Do you think about coding? A lot? I do.
My own personal style has shifted a bit recently; I've adopted a few minor tricks, like naming instance variables with a leading underscore and I've stopped naming interfaces with a leading 'I'.
More than that, I've really been trying to adopt an every more spare style in my interfaces. I'm looking for the Perfection and Simplicity
that Ken Arnold talks about. I often visualize my object interfaces in terms of a suit of armor, which should have the minimal number of openings. Ken talks about the surface area of an interface, that can expand when there's a lot of inheritance involved ... or my own personal issue: convienience methods.
When the Collections framework first came out, I was aghast that useful things (like sorting) were in a static class. Ugh! Surely that's no OO!
I've since come to understand the usefulness of that. My early OO was in Objective-C. Between categories (an early forerunner of aspects) and a lack of garbage collection, you could end up twisting yourself up. Better to put a method onto an existing class than to have to create a whole new class!
But nowadays, in terms of keeping my surface area small, I seek out places where I can replace convienience methods (often protected methods in some base class) with a static utility method.
I look at methods now (I'm doing this somewhat in Tapestry) and say ... hey, change a few variable references to accessor methods and you could pull this entire method right out of this class. For example:
public class AbstractLineItem implements LineItem
private int _quantity;
private double _cost;
protected double computeTotal()
return _quantity * _cost;
could easily be replaced by:
public class LineItemUtils
public static double computeTotal(LineItem item)

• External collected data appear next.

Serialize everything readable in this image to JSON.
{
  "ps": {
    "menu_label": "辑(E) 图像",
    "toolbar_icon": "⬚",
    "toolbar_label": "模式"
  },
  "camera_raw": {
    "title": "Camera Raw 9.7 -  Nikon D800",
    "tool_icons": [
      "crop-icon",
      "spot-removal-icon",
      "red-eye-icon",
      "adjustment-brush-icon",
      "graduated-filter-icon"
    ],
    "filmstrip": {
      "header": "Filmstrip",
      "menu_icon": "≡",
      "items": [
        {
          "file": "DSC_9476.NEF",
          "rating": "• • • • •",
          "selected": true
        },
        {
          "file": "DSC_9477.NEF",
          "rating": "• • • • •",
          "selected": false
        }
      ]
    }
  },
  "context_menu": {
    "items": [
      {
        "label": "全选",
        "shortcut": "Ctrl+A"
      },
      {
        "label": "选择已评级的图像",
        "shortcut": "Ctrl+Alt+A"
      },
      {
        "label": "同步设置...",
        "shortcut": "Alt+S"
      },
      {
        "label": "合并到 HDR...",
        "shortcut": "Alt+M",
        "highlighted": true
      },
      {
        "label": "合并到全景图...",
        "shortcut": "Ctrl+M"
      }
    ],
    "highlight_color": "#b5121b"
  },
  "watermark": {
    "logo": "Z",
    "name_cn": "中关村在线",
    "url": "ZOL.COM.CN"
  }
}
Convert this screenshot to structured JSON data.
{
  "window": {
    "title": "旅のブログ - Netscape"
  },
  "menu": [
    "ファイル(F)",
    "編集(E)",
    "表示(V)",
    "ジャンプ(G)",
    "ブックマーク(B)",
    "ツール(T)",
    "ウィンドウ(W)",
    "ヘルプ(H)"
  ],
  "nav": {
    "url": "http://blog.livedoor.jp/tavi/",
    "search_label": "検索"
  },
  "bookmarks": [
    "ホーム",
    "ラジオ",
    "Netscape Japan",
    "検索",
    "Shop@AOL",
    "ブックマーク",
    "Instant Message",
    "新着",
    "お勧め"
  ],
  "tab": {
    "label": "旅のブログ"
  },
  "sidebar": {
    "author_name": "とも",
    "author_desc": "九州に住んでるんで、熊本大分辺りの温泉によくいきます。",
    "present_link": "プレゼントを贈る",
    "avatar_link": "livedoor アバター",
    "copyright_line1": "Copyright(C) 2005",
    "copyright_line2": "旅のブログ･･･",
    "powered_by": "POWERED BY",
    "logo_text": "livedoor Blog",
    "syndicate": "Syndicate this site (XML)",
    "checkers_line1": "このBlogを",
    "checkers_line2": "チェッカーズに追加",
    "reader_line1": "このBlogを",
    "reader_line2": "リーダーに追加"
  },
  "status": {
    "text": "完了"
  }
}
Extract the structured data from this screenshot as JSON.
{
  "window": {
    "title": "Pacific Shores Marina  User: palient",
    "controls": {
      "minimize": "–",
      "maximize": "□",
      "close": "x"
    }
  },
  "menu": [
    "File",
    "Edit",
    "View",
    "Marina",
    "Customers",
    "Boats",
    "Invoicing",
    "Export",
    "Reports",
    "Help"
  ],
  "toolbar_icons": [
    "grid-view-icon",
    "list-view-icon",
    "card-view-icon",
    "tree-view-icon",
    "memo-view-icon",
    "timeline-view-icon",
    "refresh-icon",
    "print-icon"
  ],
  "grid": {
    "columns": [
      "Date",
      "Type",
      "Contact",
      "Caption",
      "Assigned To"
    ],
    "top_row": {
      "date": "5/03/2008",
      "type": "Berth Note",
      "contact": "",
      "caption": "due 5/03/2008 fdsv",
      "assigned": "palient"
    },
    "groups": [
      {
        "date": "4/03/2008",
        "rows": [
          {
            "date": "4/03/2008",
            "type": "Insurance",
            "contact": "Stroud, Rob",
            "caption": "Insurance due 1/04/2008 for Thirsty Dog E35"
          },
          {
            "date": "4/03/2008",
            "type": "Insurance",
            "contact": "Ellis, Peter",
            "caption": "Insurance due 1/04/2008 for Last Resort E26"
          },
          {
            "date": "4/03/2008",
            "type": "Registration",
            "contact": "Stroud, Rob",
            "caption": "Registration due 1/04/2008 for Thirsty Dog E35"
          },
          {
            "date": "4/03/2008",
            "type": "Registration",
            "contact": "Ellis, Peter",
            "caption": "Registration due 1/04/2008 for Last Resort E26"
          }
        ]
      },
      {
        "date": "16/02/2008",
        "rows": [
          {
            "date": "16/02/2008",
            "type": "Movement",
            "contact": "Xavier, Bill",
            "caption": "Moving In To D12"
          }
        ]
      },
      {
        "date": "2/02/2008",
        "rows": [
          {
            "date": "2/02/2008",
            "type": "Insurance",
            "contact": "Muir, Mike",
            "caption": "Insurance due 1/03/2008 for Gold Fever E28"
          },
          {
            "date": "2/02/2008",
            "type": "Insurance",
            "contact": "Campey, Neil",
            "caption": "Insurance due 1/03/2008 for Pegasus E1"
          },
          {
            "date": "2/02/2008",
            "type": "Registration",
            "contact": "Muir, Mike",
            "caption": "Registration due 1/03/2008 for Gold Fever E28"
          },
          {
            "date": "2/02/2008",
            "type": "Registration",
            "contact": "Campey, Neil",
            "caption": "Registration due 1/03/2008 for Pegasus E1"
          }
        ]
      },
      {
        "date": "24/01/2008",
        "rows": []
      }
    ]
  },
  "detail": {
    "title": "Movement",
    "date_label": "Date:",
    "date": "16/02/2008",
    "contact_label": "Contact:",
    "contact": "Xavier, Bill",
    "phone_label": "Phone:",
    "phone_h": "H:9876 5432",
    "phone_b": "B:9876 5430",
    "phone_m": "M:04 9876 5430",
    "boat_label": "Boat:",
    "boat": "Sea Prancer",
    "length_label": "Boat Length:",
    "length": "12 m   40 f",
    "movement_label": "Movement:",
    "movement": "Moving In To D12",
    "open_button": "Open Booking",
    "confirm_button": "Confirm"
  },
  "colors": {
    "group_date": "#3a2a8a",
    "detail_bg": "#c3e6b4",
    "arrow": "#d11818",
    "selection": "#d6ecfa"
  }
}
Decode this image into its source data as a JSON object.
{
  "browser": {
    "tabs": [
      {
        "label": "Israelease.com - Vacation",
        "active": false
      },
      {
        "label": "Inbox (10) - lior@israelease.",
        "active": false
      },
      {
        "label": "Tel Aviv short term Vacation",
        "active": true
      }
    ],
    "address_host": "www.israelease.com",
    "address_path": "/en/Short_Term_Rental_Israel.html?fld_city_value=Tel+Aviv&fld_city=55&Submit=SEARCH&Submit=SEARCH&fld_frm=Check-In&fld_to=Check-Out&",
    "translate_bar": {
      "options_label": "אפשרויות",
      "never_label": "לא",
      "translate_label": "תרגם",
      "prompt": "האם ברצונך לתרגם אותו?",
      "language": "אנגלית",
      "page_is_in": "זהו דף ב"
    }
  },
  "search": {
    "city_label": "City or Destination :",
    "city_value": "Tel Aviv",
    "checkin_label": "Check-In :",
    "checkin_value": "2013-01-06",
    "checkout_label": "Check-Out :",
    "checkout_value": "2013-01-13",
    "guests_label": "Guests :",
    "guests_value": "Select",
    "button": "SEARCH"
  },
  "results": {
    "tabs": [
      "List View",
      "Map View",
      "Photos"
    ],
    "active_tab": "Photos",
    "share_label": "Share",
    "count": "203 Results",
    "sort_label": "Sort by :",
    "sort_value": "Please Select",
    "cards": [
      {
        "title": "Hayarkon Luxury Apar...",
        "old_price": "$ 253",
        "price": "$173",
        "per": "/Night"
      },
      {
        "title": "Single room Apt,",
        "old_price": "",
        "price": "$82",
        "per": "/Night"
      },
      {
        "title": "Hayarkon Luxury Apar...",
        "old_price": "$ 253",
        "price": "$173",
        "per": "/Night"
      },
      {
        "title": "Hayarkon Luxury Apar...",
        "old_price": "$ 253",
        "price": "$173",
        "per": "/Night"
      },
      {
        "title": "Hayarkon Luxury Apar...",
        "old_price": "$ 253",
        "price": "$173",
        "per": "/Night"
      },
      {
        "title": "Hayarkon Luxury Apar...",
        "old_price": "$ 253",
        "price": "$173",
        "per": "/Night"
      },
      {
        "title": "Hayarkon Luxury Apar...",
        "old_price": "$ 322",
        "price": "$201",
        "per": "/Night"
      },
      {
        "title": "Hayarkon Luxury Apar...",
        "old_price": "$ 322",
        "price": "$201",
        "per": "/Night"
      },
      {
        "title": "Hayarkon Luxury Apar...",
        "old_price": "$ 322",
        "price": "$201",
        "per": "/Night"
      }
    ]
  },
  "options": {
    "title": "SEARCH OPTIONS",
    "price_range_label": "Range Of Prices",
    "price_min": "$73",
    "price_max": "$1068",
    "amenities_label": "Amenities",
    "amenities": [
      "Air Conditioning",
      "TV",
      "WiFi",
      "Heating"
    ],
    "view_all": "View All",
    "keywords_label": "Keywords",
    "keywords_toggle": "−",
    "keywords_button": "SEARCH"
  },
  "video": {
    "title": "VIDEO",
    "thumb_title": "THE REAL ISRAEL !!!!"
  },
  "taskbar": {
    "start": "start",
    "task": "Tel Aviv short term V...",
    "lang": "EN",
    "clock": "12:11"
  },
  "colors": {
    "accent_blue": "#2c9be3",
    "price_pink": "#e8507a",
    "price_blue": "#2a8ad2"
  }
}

return item.getQuantity() * item.getCost();
Note the big advantage: its a public method expressed in terms of the interface not the class. Suddenly, the logic here is so much simpler and more testable. In HiveMind terms, it may not be a static class, but instead of service used to calcuate the total ... same difference.
This does an end run around problems such as multiple-inheritance. Too often, I want MI because there are convienience methods in base class A and base class B that I want access to. Moving those convienience methods out into a static class or service removes the need. Suddenly, those base classes aren't so useful either; I'm more likely to start with java.lang.Object and just implement the right interfaces.
Nowadays, I look at the Tapestry code base and think ... woops; a bit too much of Tapestry is inheritance-oriented rather than interface-oriented. A page or component in Tapestry fills different concerns (model, view and controller) at different times and perhaps the mythical Tapestry 4.0 will address that (Tapestry 4.0 is my personal code word for the total , non-backwards compatible rewrite of Tapestry that I would only think about under the guise of a JSR, so don't hold your breath). I'd love to seperate out the IComponent interface into seperate objects and interfaces to represent property storage, component hierarchy, rendering and request handling.
In the meantime, I'm finishing up at WebCT. HiveMind is going gangbusters (just added a pooled service model). I spent the weekend doing major revisions on chapter 1 of The Book and feel I've nailed it. ApacheCon is coming up, as is my new and changed life as a happy-go-lucky independent consultant. Now if I could just get the Vista application deploying into WebLogic 8.1 properly, I'd be a fully happy camper.